College attitude, by Mike Newell. Ou comment, après trois ans de joyeuse camaraderie, les hormones des petits sorciers s'éveillent doucement aux années "boum". Et, de ce point de vue là, Newell excelle: la comédie romantique, ça le connaît et, ici, il s'amuse d'avantage de l'univers écrasant de HP que de son casting, qu'il malmène gentiment, pour notre plus grand plaisir, avec en sus l'incorporation de nouveaux visages, forts réjouissants. Visuellement, on reste dans quelque chose d'assez sombre, même si les ennuis, les vrais, n'en sont encore qu'à leurs balbutiements. L'atmosphère est soignée, tantôt virevoltante, légère, tantôt pesante, angoissante, à l'image du roman, qui se compose comme un thriller adolescent mené en virtuose. Pour autant, si Newell maîtrise parfaitement le côté dramadie du récit, il en oublie un peu le côté haletant, oppressant, sans doute mal dosé. De même, certaines scènes, fort attendues, sont ou tronquées, ou éludées, au grand désarroi des fans. Et, comme souvent, le final déçoit un peu.

Mon ressenti: La Coupe de Feu est mon plaisir coupable de la saga. Car, objectivement, on ne peut pas parler d'une réussite formelle. Par rapport au roman, il cumule pas mal de lacunes. Pourtant, j'ai une affection particulière pour celui-ci, sans doute parce qu'il exalte le côté "années lycée" dans ce qu'elles ont de meilleur dans le souvenir de chacun (et le mien). J'aime son impertinence, sa désuétude adolescente, les coups de gueule entre potes, les célébrations clandestines et les intrigues de couloir. Et puis, je dois à Newell d'avoir réussi à m'émouvoir avec la mort d'un personnage qui m'avait pourtant laissée de marbre à la lecture, là où Yates a foiré avec les personnages auxquels pourtant je tenais...

Harry Potter et L'Ordre du Phénix / Harry Potter et Le Prince de Sang Mêlé / Harry Potter et Les Reliques de la Mort (Part I & II)

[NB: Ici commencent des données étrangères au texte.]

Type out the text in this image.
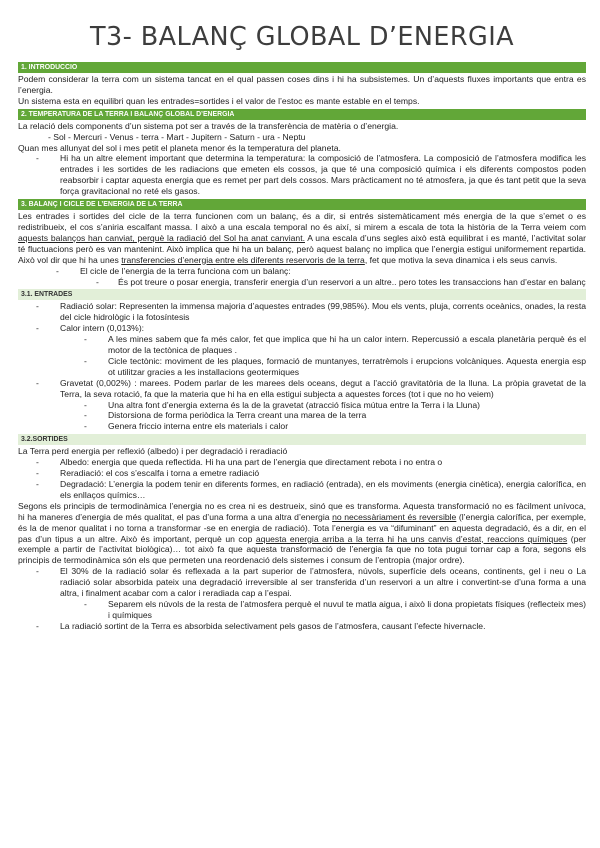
T3- BALANÇ GLOBAL D’ENERGIA
1. INTRODUCCIO

Podem considerar la terra com un sistema tancat en el qual passen coses dins i hi ha subsistemes. Un d’aquests fluxes importants que entra es l’energia.

Un sistema esta en equilibri quan les entrades=sortides i el valor de l’estoc es mante estable en el temps.

2. TEMPERATURA DE LA TERRA I BALANÇ GLOBAL D’ENERGIA

La relació dels components d’un sistema pot ser a través de la transferència de matèria o d’energia.

- Sol - Mercuri - Venus - terra - Mart - Jupitern - Saturn - ura - Neptu

Quan mes allunyat del sol i mes petit el planeta menor és la temperatura del planeta.

- Hi ha un altre element important que determina la temperatura: la composició de l’atmosfera. La composició de l’atmosfera modifica les entrades i les sortides de les radiacions que emeten els cossos, ja que té una composició química i els diferents compostos poden reabsorbir i captar aquesta energia que es remet per part dels cossos. Mars pràcticament no té atmosfera, ja que és tant petit que la seva força gravitacional no reté els gasos.
3. BALANÇ I CICLE DE L’ENERGIA DE LA TERRA

Les entrades i sortides del cicle de la terra funcionen com un balanç, és a dir, si entrés sistemàticament més energia de la que s’emet o es redistribueix, el cos s’aniria escalfant massa. I això a una escala temporal no és així, si mirem a escala de tota la història de la Terra veiem com aquests balanços han canviat, perquè la radiació del Sol ha anat canviant. A una escala d’uns segles això està equilibrat i es manté, l’activitat solar té fluctuacions però es van mantenint. Això implica que hi ha un balanç, però aquest balanç no implica que l’energia estigui uniformement repartida. Això vol dir que hi ha unes transferencies d’energia entre els diferents reservoris de la terra, fet que motiva la seva dinamica i els seus canvis.

- El cicle de l’energia de la terra funciona com un balanç:
- És pot treure o posar energia, transferir energia d’un reservori a un altre.. pero totes les transaccions han d’estar en balanç
3.1. ENTRADES
- Radiació solar: Representen la immensa majoria d’aquestes entrades (99,985%). Mou els vents, pluja, corrents oceànics, onades, la resta del cicle hidrològic i la fotosíntesis
- Calor intern (0,013%):
- A les mines sabem que fa més calor, fet que implica que hi ha un calor intern. Repercussió a escala planetària perquè és el motor de la tectònica de plaques .
- Cicle tectònic: moviment de les plaques, formació de muntanyes, terratrèmols i erupcions volcàniques. Aquesta energia esp ot utilitzar gracies a les installacions geotermiques
- Gravetat (0,002%) : marees. Podem parlar de les marees dels oceans, degut a l’acció gravitatòria de la lluna. La pròpia gravetat de la Terra, la seva rotació, fa que la materia que hi ha en ella estigui subjecta a aquestes forces (tot i que no ho veiem)
- Una altra font d’energia externa és la de la gravetat (atracció física mútua entre la Terra i la Lluna)
- Distorsiona de forma periòdica la Terra creant una marea de la terra
- Genera friccio interna entre els materials i calor
3.2.SORTIDES

La Terra perd energia per reflexió (albedo) i per degradació i reradiació

- Albedo: energia que queda reflectida. Hi ha una part de l’energia que directament rebota i no entra o
- Reradiació: el cos s’escalfa i torna a emetre radiació
- Degradació: L’energia la podem tenir en diferents formes, en radiació (entrada), en els moviments (energia cinètica), energia calorífica, en els enllaços químics…

Segons els principis de termodinàmica l’energia no es crea ni es destrueix, sinó que es transforma. Aquesta transformació no es fàcilment unívoca, hi ha maneres d’energia de més qualitat, el pas d’una forma a una altra d’energia no necessàriament és reversible (l’energia calorífica, per exemple, és la de menor qualitat i no torna a transformar -se en energia de radiació). Tota l’energia es va “difuminant” en aquesta degradació, és a dir, en el pas d’un tipus a un altre. Això és important, perquè un cop aquesta energia arriba a la terra hi ha uns canvis d’estat, reaccions químiques (per exemple a partir de l’activitat biològica)… tot això fa que aquesta transformació de l’energia fa que no tota pugui tornar cap a fora, segons els principis de termodinàmica són els que permeten una reordenació dels sistemes i consum de l’entropia (major ordre).

- El 30% de la radiació solar és reflexada a la part superior de l’atmosfera, núvols, superfície dels oceans, continents, gel i neu o La radiació solar absorbida pateix una degradació irreversible al ser transferida d’un reservori a un altre i convertint-se d’una forma a una altra, i finalment acabar com a calor i reradiada cap a l’espai.
- Separem els núvols de la resta de l’atmosfera perquè el nuvul te matla aigua, i això li dona propietats físiques (reflecteix mes) i químiques
- La radiació sortint de la Terra es absorbida selectivament pels gasos de l’atmosfera, causant l’efecte hivernacle.
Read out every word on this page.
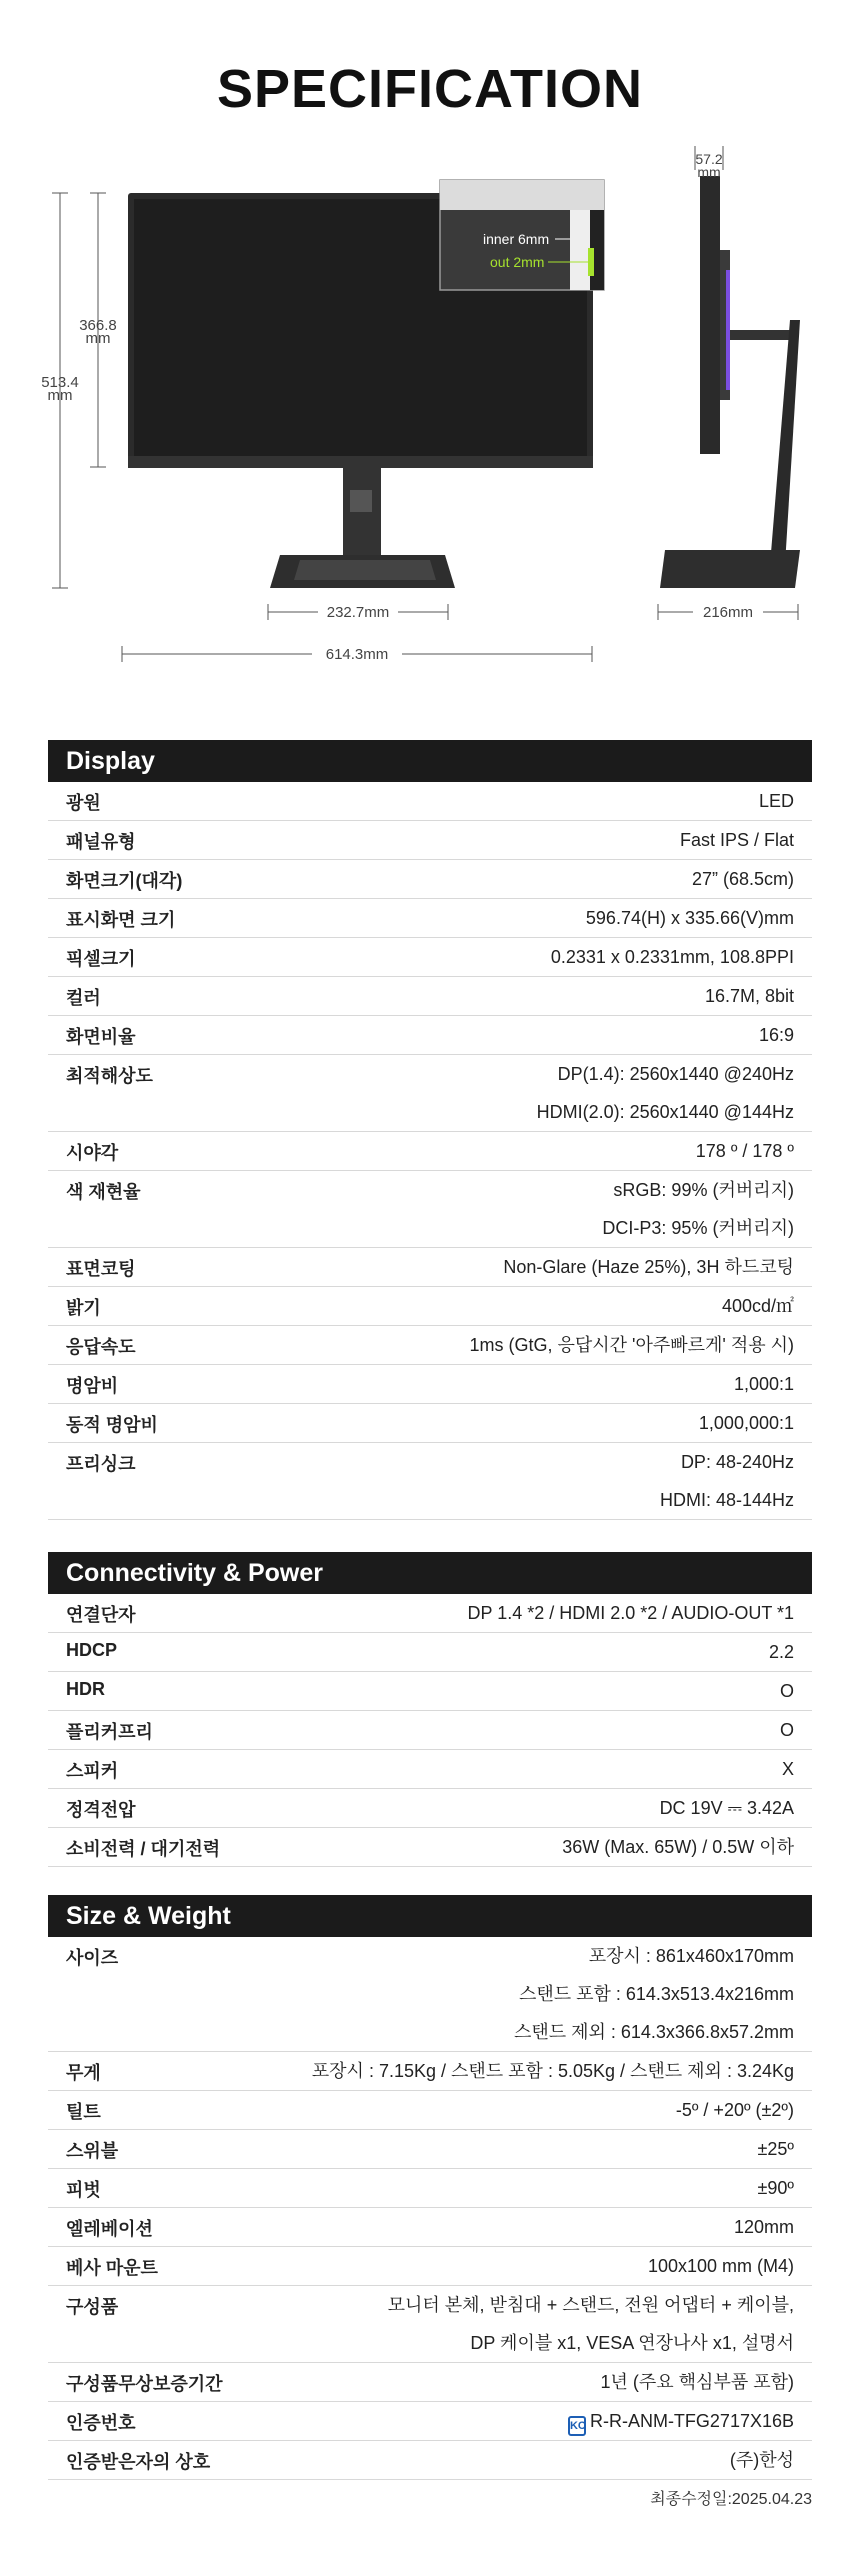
SPECIFICATION
inner 6mm
out 2mm
366.8 mm
513.4 mm
57.2 mm
232.7mm
614.3mm
216mm
Display
광원	LED
패널유형	Fast IPS / Flat
화면크기(대각)	27” (68.5cm)
표시화면 크기	596.74(H) x 335.66(V)mm
픽셀크기	0.2331 x 0.2331mm, 108.8PPI
컬러	16.7M, 8bit
화면비율	16:9
최적해상도	DP(1.4): 2560x1440 @240Hz
HDMI(2.0): 2560x1440 @144Hz
시야각	178 º / 178 º
색 재현율	sRGB: 99% (커버리지)
DCI-P3: 95% (커버리지)
표면코팅	Non-Glare (Haze 25%), 3H 하드코팅
밝기	400cd/㎡
응답속도	1ms (GtG, 응답시간 '아주빠르게' 적용 시)
명암비	1,000:1
동적 명암비	1,000,000:1
프리싱크	DP: 48-240Hz
HDMI: 48-144Hz
Connectivity & Power
연결단자	DP 1.4 *2 / HDMI 2.0 *2 / AUDIO-OUT *1
HDCP	2.2
HDR	O
플리커프리	O
스피커	X
정격전압	DC 19V ⎓ 3.42A
소비전력 / 대기전력	36W (Max. 65W) / 0.5W 이하
Size & Weight
사이즈	포장시 : 861x460x170mm
스탠드 포함 : 614.3x513.4x216mm
스탠드 제외 : 614.3x366.8x57.2mm
무게	포장시 : 7.15Kg / 스탠드 포함 : 5.05Kg / 스탠드 제외 : 3.24Kg
틸트	-5º / +20º (±2º)
스위블	±25º
피벗	±90º
엘레베이션	120mm
베사 마운트	100x100 mm (M4)
구성품	모니터 본체, 받침대 + 스탠드, 전원 어댑터 + 케이블,
DP 케이블 x1, VESA 연장나사 x1, 설명서
구성품무상보증기간	1년 (주요 핵심부품 포함)
인증번호	KC R-R-ANM-TFG2717X16B
인증받은자의 상호	(주)한성
최종수정일:2025.04.23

Quand Harry rencontre (celui que l'on semble prendre pour) son maître: David Yates. Ou le champion en terme de longévité dans l'histoire des réalisateurs attachés à la saga. Pourquoi? Mystère, tant ses adaptations sont sujettes à controverse, bien d'avantage que ses prédécesseurs. Certes, le bonhomme a du style, maîtrise bien l'adolescence désormais violente, déferlante, de ces jeunes dans la tourmente, et gère son affaire comme un roi loin des remparts de Poudlard. Pourtant, sur le fief de Dumbledore, Yates perd du terrain. Sans odute allergique à la vie de château, son ressenti de Poudlard est brouillon, peu convaincant, trop éloigné sans doute de ce qu'on en connaît. Si les émotions diverses et puissantes distillées au fil des deux opus majeurs que sont L'Ordre du Phénix et Le Prince de Sang Mêlé sont largement comprises et exploitées par lui, les enjeux et leurs résultantes sont bien plus difficilement traduits à l'écran. La faute, notamment, à une première dans l'histoire de la saga: non content d'élaguer - parfois à l'excès - le contenu des romans lui servant de base, Yates se paye le luxe de créer de toutes pièces des scènes venues d'on ne sait où, et dont l'apport reste discutable. S'il est le maître de quelque chose, c'est de la semi-réussite en la matière. David Yates reste en partie aux portes de légende, ne saisissant pas forcément ce qui, aux yeux des fans, relève d'une importance capitale.

Mon ressenti: J'aime bien David. Mais il a eu le mauvais goût de spolier quelques uns des plus grands moments de la saga. Si je ne suis pas attachée plus que ça à certains détails de l'histoire (on ne peut décemment pas faire des films à rallonge), il y a quand même des éléments dont on ne peut pas faire abstraction. Mais lui l'a fait, et ça a du mal à passer. Sans vouloir spoiler, les finals des opus 5 et 6 sont franchement réalisés à la truelle, et s'assoient sans honte aucune sur deux des plus gros climax de la saga. Les néophytes l'on ressenti. Imaginez les fans... Cependant, on ne peut pas tout dénigrer de son travail, qui reste très appréciable, avec une touche "réaliste" inédite et s'inscrivant avec bonheur dans le décor, curieusement. Il y a du très bon chez Yates. Mais ses prises de risques sont souvent plus dommageables aux films qu'autre chose. La faute à un timing trop serré? C'est ce que le dernier double volet de la saga va nous démontrer dans les prochains jours...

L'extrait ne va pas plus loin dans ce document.